みんな一つ一つの塊りが、あるものに見えてしかたなかったが、それを口に出さずにいた。
「だれが、どうやって料理するの?」ジャンが言った。
「七面鳥なんか、料理したことねえよ。」と、ホーリー。
女子達は、無言である。
「じゃあ、ぼくが、やってみようかな。」と、私は言った。
「え?ジュンは、日本の子なのに、できるの?」と、ナム。
「できないけど、この前可愛いエプロン買ったから、付けて みたいだけ。もちろん、バンダナも買ったよ。」
「ジュンは、形から入る子だってわかったわね。」と、メリー。
私は、部屋へ行って、スカートが不思議な国のアリスのようなエプロンをして降りてきた。
「さあ、やるわよ!」と、この頃は、ときに女の子言葉が出るが、だれも、何も言わない。
私は、ぼーと見ている男女の真ん中で、つぎつぎに指示をだした。実は、チキンの丸焼きを日本でやったことがある。多分それと似ているはず。
「ね、メリーは、レモンがないか調べて。4つは欲しい。」
「シンディーは、黒コショウを探して。一ビンでいいわ。」
「男の子たちは、オーブンに火をつけて。2台とも火をつけ てね。」
「表面に塗るタレを作りたいの。キャシー、お砂糖とお醤油 を絶妙に混ぜて、中華のタレにしてくれる? キャシーは、 香港の子だし。」
つぎは、オーブンで1時間焼いて、その後は、オーブンの蓋を時々空けて、キャシーの作った中華のタレを塗る。

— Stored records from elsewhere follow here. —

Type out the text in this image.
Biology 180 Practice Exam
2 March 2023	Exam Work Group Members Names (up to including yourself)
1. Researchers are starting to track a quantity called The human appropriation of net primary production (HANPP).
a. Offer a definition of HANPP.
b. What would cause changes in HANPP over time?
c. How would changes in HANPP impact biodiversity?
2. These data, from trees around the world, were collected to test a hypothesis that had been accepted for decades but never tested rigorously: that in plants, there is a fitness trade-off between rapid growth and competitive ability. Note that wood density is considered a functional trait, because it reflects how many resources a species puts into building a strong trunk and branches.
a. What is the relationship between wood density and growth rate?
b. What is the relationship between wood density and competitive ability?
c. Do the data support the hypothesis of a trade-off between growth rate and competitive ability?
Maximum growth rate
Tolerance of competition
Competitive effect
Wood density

その内、表面がパリパリになって、美味しそうな香りが立ち込めてくる。
初めに七面鳥を買ってきたロンは大喜びである。
焼けた。冷蔵庫にあったレタスをあしらって、切り並べた。
アシフを呼びに行く。
「え、俺もいいの?」と、アシフ。
「当たり前じゃない。アシフがいないと余っちゃう。」
みんなで、いただきます。
とても、おいしい。
「ね、ジュンはどうして、七面鳥のお料理ができたの。」
ナムが聞いた。
「うん、子供のときから、クリスマスには、ローストチキン 作ってたの。バケツを2つ合わせた特製のロースターでつ くるの。日本なら、レモンと塩をこすりつけるだけなんだ けど、今年は、キャシーがいるでしょう。だから特製の タ レを作ってもらったの。今日、美味しいのは、キャシ ーのタレのお陰。」
「ジュンありがとう。あたし、目立たない子だから、活躍できてとてもうれしい。でも、ジュンがいなかったら、あたし達、なんにもできなかったわよね。」キャシーが言った。
「そうそうそうそう。」と、みんなが大きな拍手をした。
ロンが、「これが、七面鳥だぜ!」と言ったので、みんなは、おまけで、大きな拍手をした。